1. This is a defendant's appeal arising out of a suit for profits for the years 1323, 1324 and 1325 Fasli. It appears that the defendant-appellant owns an 8-annas share in the village and is also a Lambardar. In the year 1314 Fasli he executed a mortgage of a 3-annas 1-pie out of the 8-annas share in favour of the plaintiffs, the plaintiffs giving them a lease for 7 years of the mortgaged property. The period of lease expired in 1322 Fasli but the defendant continued to make collections and now prevents the plaintiffs from making collections from the tenants. The mortgage has not yet been admittedly redeemed. The plaintiffs brought the present suit under Section 164 of the Tenancy Act as a suit for recovery of profits. One of the pleas raised in defence was, that such a suit did. not lie. The learned Assistant Collector fixed Issue No. 3 on this point and came to the conclusion that the plaintiffs being co-sharers, such a suit was maintainable. This decree was confirmed on appeal after certain findings had been obtained on issues remitted by the lower Appellate Court. The defendant comes here in second appeal, and the first point taken before me in appeal is, that such a suit does not lie at all ana reliance is placed on the case of Hanuman Din v. Ram Bisal 14 Ind. Cas. 260 decided by Mr. Justice Banerji. In that suit his Lordship came to the conclusion that a suit like this by a dispossessed mortgagee did not lie against his mortgagor. That decision is on all fours with the present one and I see no reason to differ from the conclusion arrived at by Mr. Justice Banerji in that case. Mr. Uma Shanker Bajpai on behalf of the plaintiffs-respondents contended that in that case it was alleged by the defendants that the mortgage had ceased to exist because of the want of possession of the mortgagee for more than 12 years but I do not see how this distinction will help the plaintiffs. Mr. Justice Banerji remarks in that case as follows:
The Courts below have dismissed the suit on the ground that this is not a suit for profits by a recorded co-sharer against a Lambardar but is in reality a suit by the mortgagees against their mortgagor who dispossessed them. No doubt, the names of the plaintiffs are recorded in the Revenue papers. But the defendant fills two capacities. He is the mortgagor as well as the Lambardar; by withholding profits he as mortgagor has dispossessed the plaintiffs; and the plaintiffs' remedy is to sue to recover possession and possibly mesne profits.
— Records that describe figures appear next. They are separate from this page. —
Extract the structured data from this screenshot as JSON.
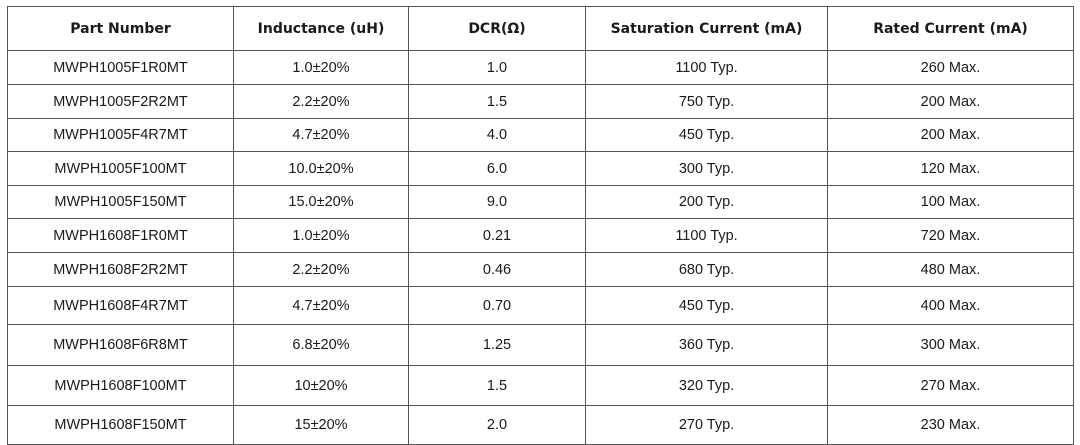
{
  "table": {
    "header": [
      "Part Number",
      "Inductance (uH)",
      "DCR(Ω)",
      "Saturation Current (mA)",
      "Rated Current (mA)"
    ],
    "rows": [
      [
        "MWPH1005F1R0MT",
        "1.0±20%",
        "1.0",
        "1100 Typ.",
        "260 Max."
      ],
      [
        "MWPH1005F2R2MT",
        "2.2±20%",
        "1.5",
        "750 Typ.",
        "200 Max."
      ],
      [
        "MWPH1005F4R7MT",
        "4.7±20%",
        "4.0",
        "450 Typ.",
        "200 Max."
      ],
      [
        "MWPH1005F100MT",
        "10.0±20%",
        "6.0",
        "300 Typ.",
        "120 Max."
      ],
      [
        "MWPH1005F150MT",
        "15.0±20%",
        "9.0",
        "200 Typ.",
        "100 Max."
      ],
      [
        "MWPH1608F1R0MT",
        "1.0±20%",
        "0.21",
        "1100 Typ.",
        "720 Max."
      ],
      [
        "MWPH1608F2R2MT",
        "2.2±20%",
        "0.46",
        "680 Typ.",
        "480 Max."
      ],
      [
        "MWPH1608F4R7MT",
        "4.7±20%",
        "0.70",
        "450 Typ.",
        "400 Max."
      ],
      [
        "MWPH1608F6R8MT",
        "6.8±20%",
        "1.25",
        "360 Typ.",
        "300 Max."
      ],
      [
        "MWPH1608F100MT",
        "10±20%",
        "1.5",
        "320 Typ.",
        "270 Max."
      ],
      [
        "MWPH1608F150MT",
        "15±20%",
        "2.0",
        "270 Typ.",
        "230 Max."
      ]
    ]
  }
}
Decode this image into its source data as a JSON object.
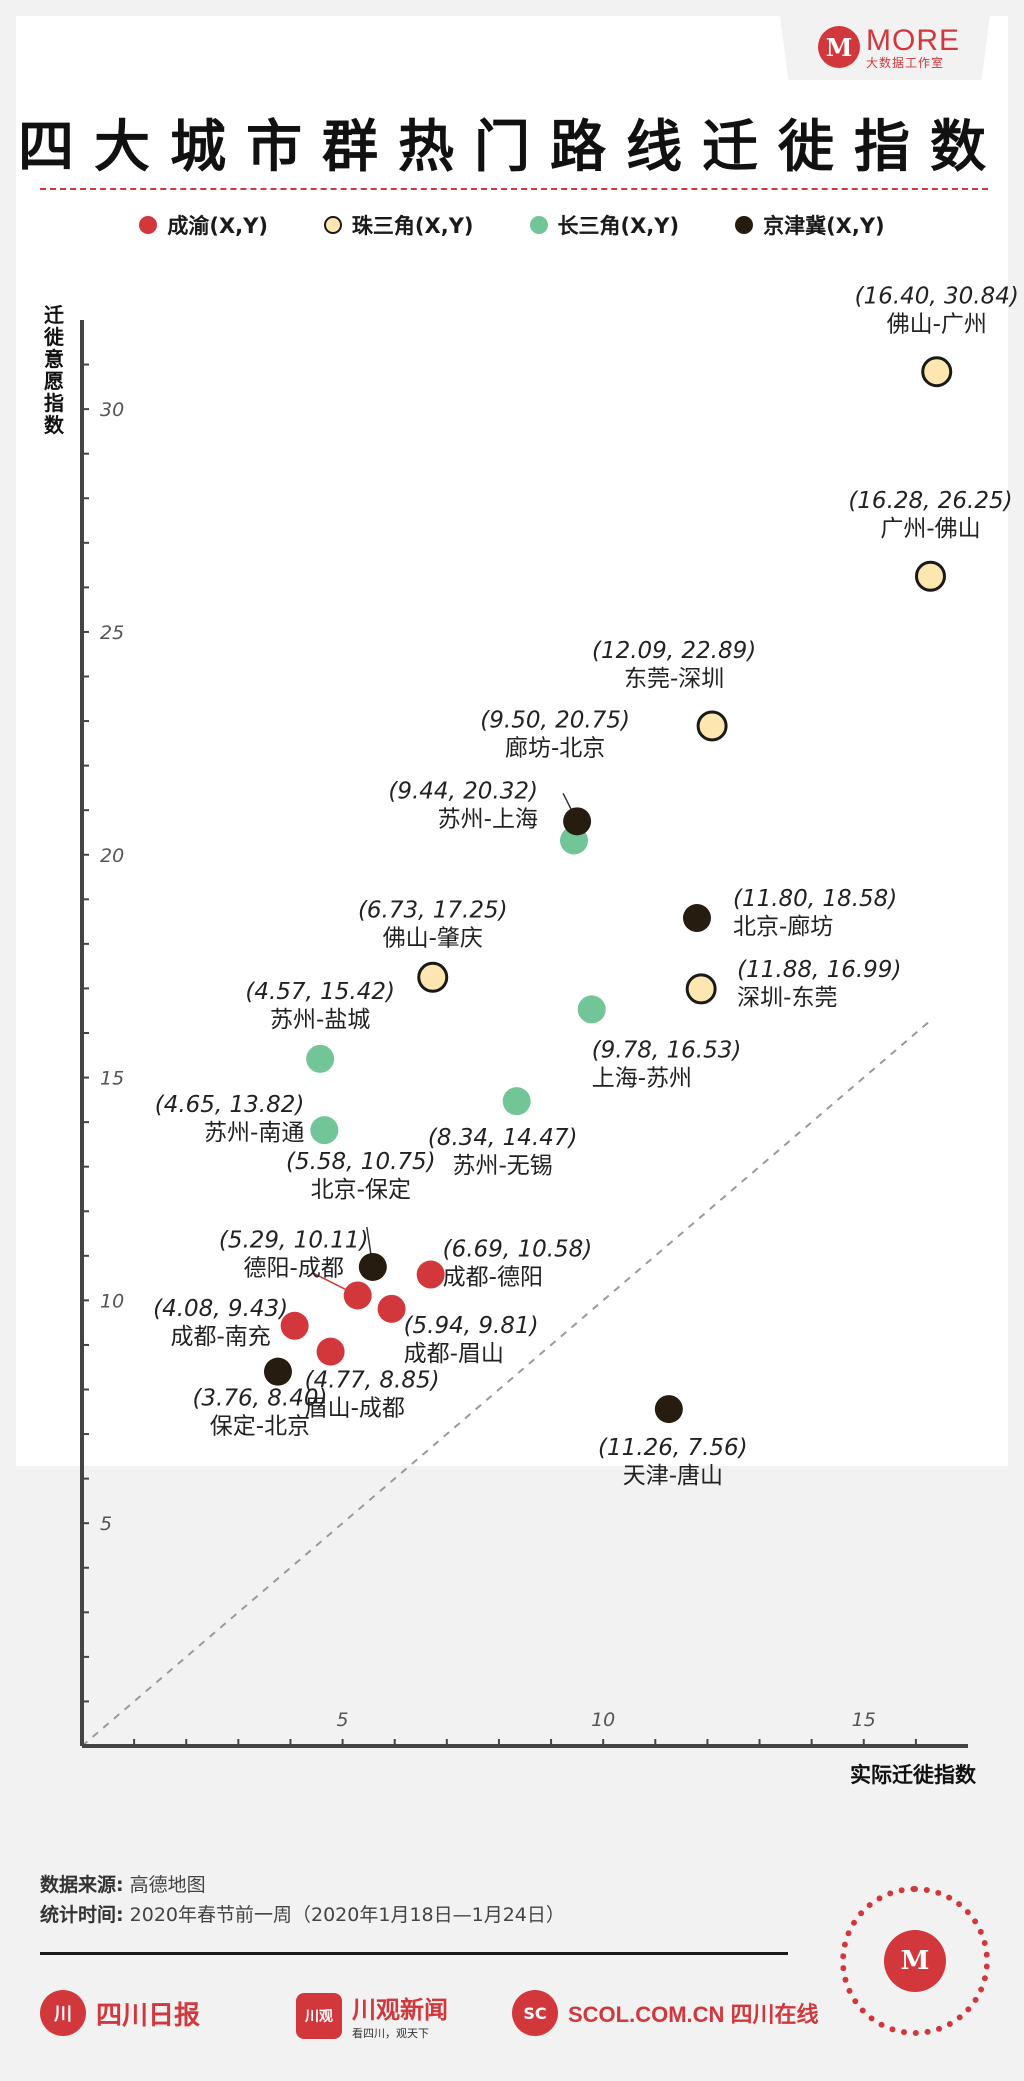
{
  "header": {
    "brand_name": "MORE",
    "brand_sub": "大数据工作室",
    "brand_logo_glyph": "M",
    "title": "四大城市群热门路线迁徙指数"
  },
  "legend": [
    {
      "label": "成渝(X,Y)",
      "color": "#d2373c"
    },
    {
      "label": "珠三角(X,Y)",
      "color": "#fde6b0"
    },
    {
      "label": "长三角(X,Y)",
      "color": "#72c596"
    },
    {
      "label": "京津冀(X,Y)",
      "color": "#261d10"
    }
  ],
  "chart_data": {
    "type": "scatter",
    "title": "四大城市群热门路线迁徙指数",
    "xlabel": "实际迁徙指数",
    "ylabel": "迁徙意愿指数",
    "xlim": [
      0,
      17
    ],
    "ylim": [
      0,
      32
    ],
    "xticks": [
      5,
      10,
      15
    ],
    "yticks": [
      5,
      10,
      15,
      20,
      25,
      30
    ],
    "reference_line": "y = x (dashed)",
    "series": [
      {
        "name": "成渝",
        "color": "#d2373c",
        "points": [
          {
            "route": "成都-德阳",
            "x": 6.69,
            "y": 10.58,
            "label": "(6.69, 10.58)"
          },
          {
            "route": "德阳-成都",
            "x": 5.29,
            "y": 10.11,
            "label": "(5.29, 10.11)"
          },
          {
            "route": "成都-眉山",
            "x": 5.94,
            "y": 9.81,
            "label": "(5.94, 9.81)"
          },
          {
            "route": "成都-南充",
            "x": 4.08,
            "y": 9.43,
            "label": "(4.08, 9.43)"
          },
          {
            "route": "眉山-成都",
            "x": 4.77,
            "y": 8.85,
            "label": "(4.77, 8.85)"
          }
        ]
      },
      {
        "name": "珠三角",
        "color": "#fde6b0",
        "points": [
          {
            "route": "佛山-广州",
            "x": 16.4,
            "y": 30.84,
            "label": "(16.40, 30.84)"
          },
          {
            "route": "广州-佛山",
            "x": 16.28,
            "y": 26.25,
            "label": "(16.28, 26.25)"
          },
          {
            "route": "东莞-深圳",
            "x": 12.09,
            "y": 22.89,
            "label": "(12.09, 22.89)"
          },
          {
            "route": "深圳-东莞",
            "x": 11.88,
            "y": 16.99,
            "label": "(11.88, 16.99)"
          },
          {
            "route": "佛山-肇庆",
            "x": 6.73,
            "y": 17.25,
            "label": "(6.73, 17.25)"
          }
        ]
      },
      {
        "name": "长三角",
        "color": "#72c596",
        "points": [
          {
            "route": "苏州-上海",
            "x": 9.44,
            "y": 20.32,
            "label": "(9.44, 20.32)"
          },
          {
            "route": "上海-苏州",
            "x": 9.78,
            "y": 16.53,
            "label": "(9.78, 16.53)"
          },
          {
            "route": "苏州-盐城",
            "x": 4.57,
            "y": 15.42,
            "label": "(4.57, 15.42)"
          },
          {
            "route": "苏州-无锡",
            "x": 8.34,
            "y": 14.47,
            "label": "(8.34, 14.47)"
          },
          {
            "route": "苏州-南通",
            "x": 4.65,
            "y": 13.82,
            "label": "(4.65, 13.82)"
          }
        ]
      },
      {
        "name": "京津冀",
        "color": "#261d10",
        "points": [
          {
            "route": "廊坊-北京",
            "x": 9.5,
            "y": 20.75,
            "label": "(9.50, 20.75)"
          },
          {
            "route": "北京-廊坊",
            "x": 11.8,
            "y": 18.58,
            "label": "(11.80, 18.58)"
          },
          {
            "route": "北京-保定",
            "x": 5.58,
            "y": 10.75,
            "label": "(5.58, 10.75)"
          },
          {
            "route": "保定-北京",
            "x": 3.76,
            "y": 8.4,
            "label": "(3.76, 8.40)"
          },
          {
            "route": "天津-唐山",
            "x": 11.26,
            "y": 7.56,
            "label": "(11.26, 7.56)"
          }
        ]
      }
    ]
  },
  "footer": {
    "source_label": "数据来源:",
    "source_value": "高德地图",
    "time_label": "统计时间:",
    "time_value": "2020年春节前一周（2020年1月18日—1月24日）",
    "partners": [
      {
        "name": "四川日报",
        "mark": "川"
      },
      {
        "name": "川观新闻",
        "mark": "川观",
        "tagline": "看四川，观天下"
      },
      {
        "name": "SCOL.COM.CN 四川在线",
        "mark": "SC"
      }
    ],
    "qr_glyph": "M"
  }
}
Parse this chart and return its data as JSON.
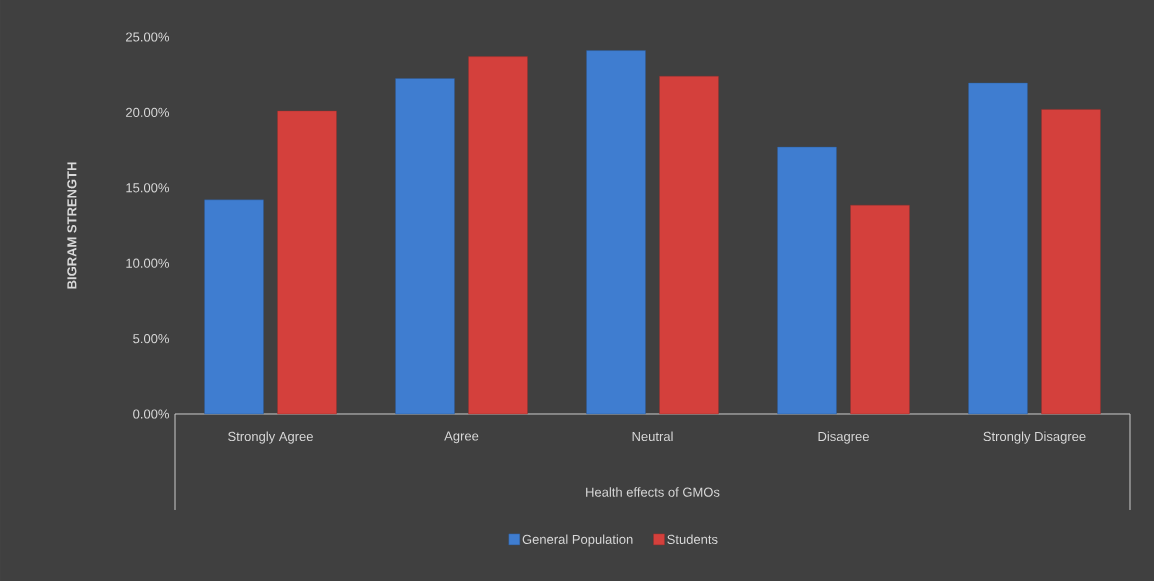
{
  "chart_data": {
    "type": "bar",
    "categories": [
      "Strongly Agree",
      "Agree",
      "Neutral",
      "Disagree",
      "Strongly Disagree"
    ],
    "xlabel": "Health effects of GMOs",
    "ylabel": "BIGRAM STRENGTH",
    "series": [
      {
        "name": "General Population",
        "color": "#3f7dd0",
        "values": [
          14.2,
          22.25,
          24.1,
          17.7,
          21.95
        ]
      },
      {
        "name": "Students",
        "color": "#d4403c",
        "values": [
          20.1,
          23.7,
          22.4,
          13.85,
          20.2
        ]
      }
    ],
    "ylim": [
      0,
      25
    ],
    "yticks": [
      {
        "value": 0,
        "label": "0.00%"
      },
      {
        "value": 5,
        "label": "5.00%"
      },
      {
        "value": 10,
        "label": "10.00%"
      },
      {
        "value": 15,
        "label": "15.00%"
      },
      {
        "value": 20,
        "label": "20.00%"
      },
      {
        "value": 25,
        "label": "25.00%"
      }
    ],
    "legend": "bottom"
  }
}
As such mortgagees they cannot, in the guise of a suit for profits, recover possession from their mortgagor in the Revenue Court.' With these remarks I am in full accord. It has, however, been urged by Mr. Bajpai, the learned Vakil for the respondents, that this is really a plea of want of jurisdiction of the Revenue Court and not having been taken in the Court of first instance should not be heard now, and reference is made to Section 196 of the Tenancy Act. This contention is not right. There is no plea that the Revenue Court was not competent to decide the present suit, but that a suit like the present one did not lie at all either in the Revenue Court or in the Civil Court. It is not necessary to enter into the other pleas taken in appeal. I, therefore, allow the appeal, set aside the decrees of the Courts below and dismiss the plaintiffs' suit with costs in all Courts.